Some believe that learning and knowledge are the diagnostic signs of a profession. For reasons probably linked to the medieval university, the term “profession” has been applied to the so-called learned professions—medicine, law, and theology—the practices of which are founded upon inquiry and knowledge rather than mere “knowhow.” Yet it is not only the pursuit and acquisition of knowledge that makes one a professional. The knowledge involved makes the profession one of the learned variety, but its professional quality is rooted in something else.

Paragraph 3

Some mistakenly seek to locate that something else in the prestige and honor accorded professionals by society, evidenced in their special titles and the special deference and privileges they receive. But externalities do not constitute medicine a profession. Physicians are not professionals because they are honored; rather, they are honored because of their profession. Their titles and the respect they are shown superficially signify and acknowledge something deeper, that physicians are persons of the professional sort, knowingly and freely devoting themselves to a way of life worthy of such devotion.

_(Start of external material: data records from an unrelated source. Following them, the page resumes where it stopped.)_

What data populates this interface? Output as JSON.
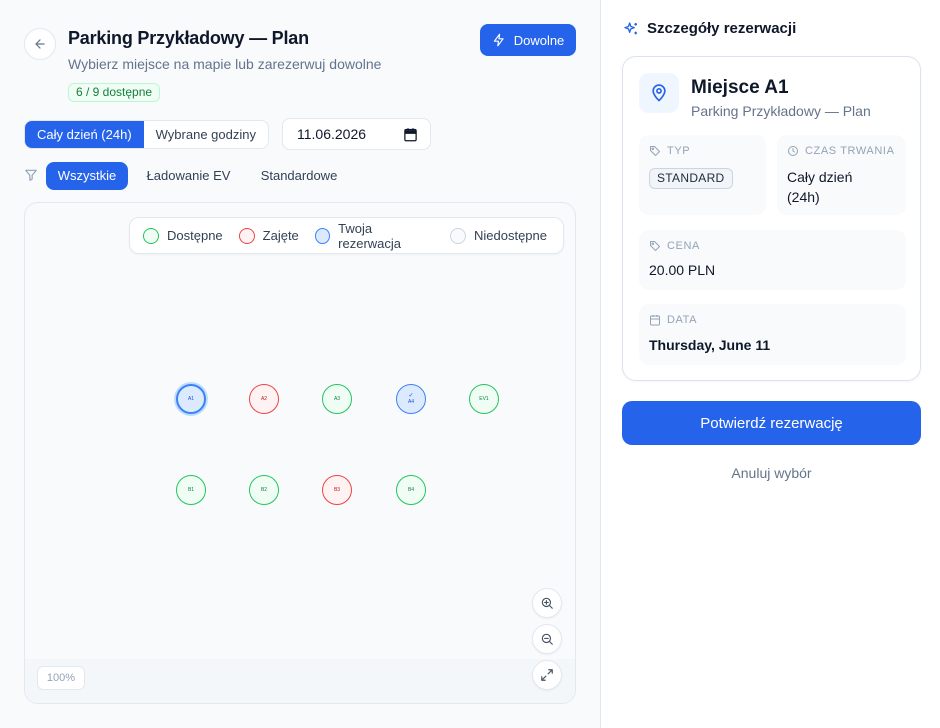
{
  "header": {
    "title": "Parking Przykładowy — Plan",
    "subtitle": "Wybierz miejsce na mapie lub zarezerwuj dowolne",
    "availability": "6 / 9 dostępne",
    "any_button_label": "Dowolne"
  },
  "mode_toggle": {
    "full_day": "Cały dzień (24h)",
    "selected_hours": "Wybrane godziny",
    "active": "full_day"
  },
  "date_input": {
    "value": "11.06.2026"
  },
  "filters": {
    "active": "all",
    "items": [
      {
        "key": "all",
        "label": "Wszystkie"
      },
      {
        "key": "ev",
        "label": "Ładowanie EV"
      },
      {
        "key": "standard",
        "label": "Standardowe"
      }
    ]
  },
  "legend": [
    {
      "key": "available",
      "label": "Dostępne",
      "color": "#22c55e"
    },
    {
      "key": "occupied",
      "label": "Zajęte",
      "color": "#ef4444"
    },
    {
      "key": "mine",
      "label": "Twoja rezerwacja",
      "color": "#3b82f6"
    },
    {
      "key": "unavailable",
      "label": "Niedostępne",
      "color": "#cbd5e1"
    }
  ],
  "spots": [
    {
      "label": "A1",
      "status": "selected"
    },
    {
      "label": "A2",
      "status": "occupied"
    },
    {
      "label": "A3",
      "status": "available"
    },
    {
      "label": "A4",
      "status": "mine"
    },
    {
      "label": "EV1",
      "status": "available"
    },
    {
      "label": "B1",
      "status": "available"
    },
    {
      "label": "B2",
      "status": "available"
    },
    {
      "label": "B3",
      "status": "occupied"
    },
    {
      "label": "B4",
      "status": "available"
    }
  ],
  "map": {
    "zoom": "100%"
  },
  "details": {
    "title": "Szczegóły rezerwacji",
    "spot_name": "Miejsce A1",
    "parking_name": "Parking Przykładowy — Plan",
    "type_label": "TYP",
    "type_value": "STANDARD",
    "duration_label": "CZAS TRWANIA",
    "duration_value_line1": "Cały dzień",
    "duration_value_line2": "(24h)",
    "price_label": "CENA",
    "price_value": "20.00 PLN",
    "date_label": "DATA",
    "date_value": "Thursday, June 11",
    "confirm_label": "Potwierdź rezerwację",
    "cancel_label": "Anuluj wybór"
  },
  "colors": {
    "accent": "#2563eb",
    "available_fill": "#f0fdf4",
    "occupied_fill": "#fef2f2",
    "mine_fill": "#dbeafe"
  }
}
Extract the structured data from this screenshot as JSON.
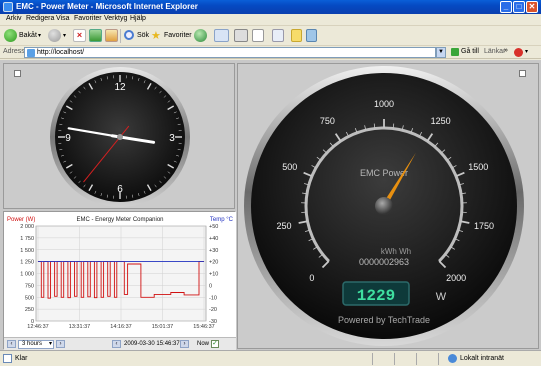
{
  "window": {
    "title": "EMC - Power Meter - Microsoft Internet Explorer",
    "minimize": "_",
    "maximize": "□",
    "close": "✕"
  },
  "menu": [
    "Arkiv",
    "Redigera",
    "Visa",
    "Favoriter",
    "Verktyg",
    "Hjälp"
  ],
  "toolbar": {
    "back": "Bakåt",
    "search": "Sök",
    "favorites": "Favoriter"
  },
  "address": {
    "label": "Adress",
    "url": "http://localhost/",
    "go": "Gå till",
    "links": "Länkar"
  },
  "clock": {
    "numerals": [
      "12",
      "3",
      "6",
      "9"
    ],
    "hour": 15.3,
    "minute": 46.6,
    "second": 36.5,
    "accent": "#d62020"
  },
  "chart": {
    "title": "EMC - Energy Meter Companion",
    "left_label": "Power (W)",
    "right_label": "Temp °C",
    "left_ticks": [
      "2 000",
      "1 750",
      "1 500",
      "1 250",
      "1 000",
      "750",
      "500",
      "250",
      "0"
    ],
    "right_ticks": [
      "+50",
      "+40",
      "+30",
      "+20",
      "+10",
      "0",
      "-10",
      "-20",
      "-30"
    ],
    "x_ticks": [
      "12:46:37",
      "13:31:37",
      "14:16:37",
      "15:01:37",
      "15:46:37"
    ],
    "power_color": "#d01010",
    "temp_color": "#2030c0",
    "range": "3 hours",
    "date": "2009-03-30 15:46:37",
    "now_label": "Now"
  },
  "chart_data": {
    "type": "line",
    "x": [
      "12:46:37",
      "13:31:37",
      "14:16:37",
      "15:01:37",
      "15:46:37"
    ],
    "series": [
      {
        "name": "Power (W)",
        "axis": "left",
        "ylim": [
          0,
          2000
        ],
        "points": [
          [
            0.0,
            1250
          ],
          [
            0.02,
            1250
          ],
          [
            0.02,
            500
          ],
          [
            0.035,
            500
          ],
          [
            0.035,
            1250
          ],
          [
            0.06,
            1250
          ],
          [
            0.06,
            480
          ],
          [
            0.075,
            480
          ],
          [
            0.075,
            1250
          ],
          [
            0.1,
            1250
          ],
          [
            0.1,
            520
          ],
          [
            0.115,
            520
          ],
          [
            0.115,
            1250
          ],
          [
            0.14,
            1250
          ],
          [
            0.14,
            500
          ],
          [
            0.155,
            500
          ],
          [
            0.155,
            1250
          ],
          [
            0.18,
            1250
          ],
          [
            0.18,
            490
          ],
          [
            0.195,
            490
          ],
          [
            0.195,
            1250
          ],
          [
            0.22,
            1250
          ],
          [
            0.22,
            520
          ],
          [
            0.235,
            520
          ],
          [
            0.235,
            1250
          ],
          [
            0.26,
            1250
          ],
          [
            0.26,
            500
          ],
          [
            0.275,
            500
          ],
          [
            0.275,
            1250
          ],
          [
            0.3,
            1250
          ],
          [
            0.3,
            510
          ],
          [
            0.315,
            510
          ],
          [
            0.315,
            1250
          ],
          [
            0.34,
            1250
          ],
          [
            0.34,
            490
          ],
          [
            0.355,
            490
          ],
          [
            0.355,
            1250
          ],
          [
            0.38,
            1250
          ],
          [
            0.38,
            500
          ],
          [
            0.395,
            500
          ],
          [
            0.395,
            1250
          ],
          [
            0.42,
            1250
          ],
          [
            0.42,
            520
          ],
          [
            0.435,
            520
          ],
          [
            0.435,
            1250
          ],
          [
            0.46,
            1250
          ],
          [
            0.46,
            500
          ],
          [
            0.475,
            500
          ],
          [
            0.475,
            1250
          ],
          [
            0.52,
            1250
          ],
          [
            0.52,
            560
          ],
          [
            0.54,
            560
          ],
          [
            0.54,
            1200
          ],
          [
            0.62,
            1200
          ],
          [
            0.62,
            500
          ],
          [
            0.7,
            500
          ],
          [
            0.7,
            560
          ],
          [
            0.8,
            560
          ],
          [
            0.8,
            600
          ],
          [
            0.88,
            600
          ],
          [
            0.88,
            550
          ],
          [
            0.97,
            550
          ],
          [
            0.97,
            1250
          ],
          [
            1.0,
            1250
          ]
        ]
      },
      {
        "name": "Temp °C",
        "axis": "right",
        "ylim": [
          -30,
          50
        ],
        "points": [
          [
            0.0,
            20
          ],
          [
            1.0,
            20
          ]
        ]
      }
    ]
  },
  "gauge": {
    "ticks": [
      "0",
      "250",
      "500",
      "750",
      "1000",
      "1250",
      "1500",
      "1750",
      "2000"
    ],
    "max": 2000,
    "value": 1229,
    "label": "EMC Power",
    "kwh_label": "kWh  Wh",
    "counter": "0000002963",
    "unit": "W",
    "footer": "Powered by TechTrade",
    "needle_color": "#e89010",
    "display_color": "#3fe0a0"
  },
  "status": {
    "text": "Klar",
    "zone": "Lokalt intranät"
  }
}
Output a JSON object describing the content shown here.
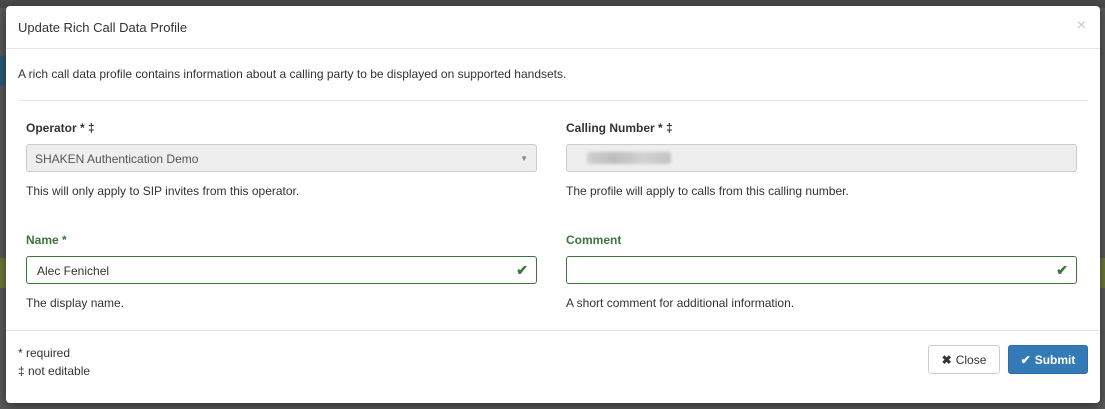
{
  "modal": {
    "title": "Update Rich Call Data Profile",
    "close_glyph": "×",
    "intro": "A rich call data profile contains information about a calling party to be displayed on supported handsets."
  },
  "fields": {
    "operator": {
      "label": "Operator * ‡",
      "value": "SHAKEN Authentication Demo",
      "help": "This will only apply to SIP invites from this operator."
    },
    "calling_number": {
      "label": "Calling Number * ‡",
      "help": "The profile will apply to calls from this calling number."
    },
    "name": {
      "label": "Name *",
      "value": "Alec Fenichel",
      "help": "The display name."
    },
    "comment": {
      "label": "Comment",
      "value": "",
      "help": "A short comment for additional information."
    }
  },
  "legend": {
    "required": "* required",
    "not_editable": "‡ not editable"
  },
  "buttons": {
    "close_label": "Close",
    "submit_label": "Submit"
  },
  "icons": {
    "close": "times-icon",
    "submit": "check-icon",
    "valid": "check-icon",
    "dropdown": "caret-down-icon"
  },
  "colors": {
    "success": "#3c763d",
    "primary": "#337ab7",
    "disabled_bg": "#eeeeee"
  }
}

Just as lawyers devote themselves to rectifying injustices, looking up to what is lawful and right; just as teachers devote themselves to the education of the young, looking up to truth and wisdom; so physicians heal the sick, looking up to health and wholesomeness. Being a professional is thus rooted in our moral nature and in that which warrants and impels making a public confession to a way of life.

Paragraph 4

Professing oneself a professional is an ethical act because it is not a silent and private act, but an articulated and public one; because it promises continuing devotion to a way of life, not merely announces a present preference or a way to a livelihood; because it is an activity in service to some high good that insists on devotion; because it is difficult and demanding. A profession engages one’s character and heart, not merely one’s mind and hands.

Topic and Scope:

Professions; specifically, the definition of the term profession.

Purpose and Main Idea:

The author’s purpose is to define the term profession in order to distinguish it from other types of endeavors. The author’s main idea is that a profession is distinguished from other endeavors by the commitment shown by its practitioners.

Paragraph Structure:

Paragraph1 introduces the issue of distinguishing between a profession and other endeavors and dips into the history of the term profession. Paragraph2 and the first part of Paragraph3 discuss definitions of the term that the author rejects—definitions that differentiate professions from other endeavors based on learning/knowledge and honor/prestige. The rest of Paragraph3 and Paragraph4 provide the author’s definition of the term profession: a profession is distinguished from other endeavors by the “devotion” of its members to some noble way of life.

The Big Picture:

  1. Notice the structure of this passage: Paragraph1 introduces a “problem”; Paragraphs 2 and 3 describe “solutions” to the problem that the author rejects; and Paragraphs 3 and 4 describe the author’s “solution” to the problem. On test day, don’t be surprised if you see a similarly structured passage.
  2. Nonscience passages sometimes contain complex prose. As in science passages that contain complex prose, resist the temptation to understand the passage in detail the first time through it. Instead, just try to grasp the passage’s purpose and structure. Only shoot for a finer understanding of the passage if the questions demand it.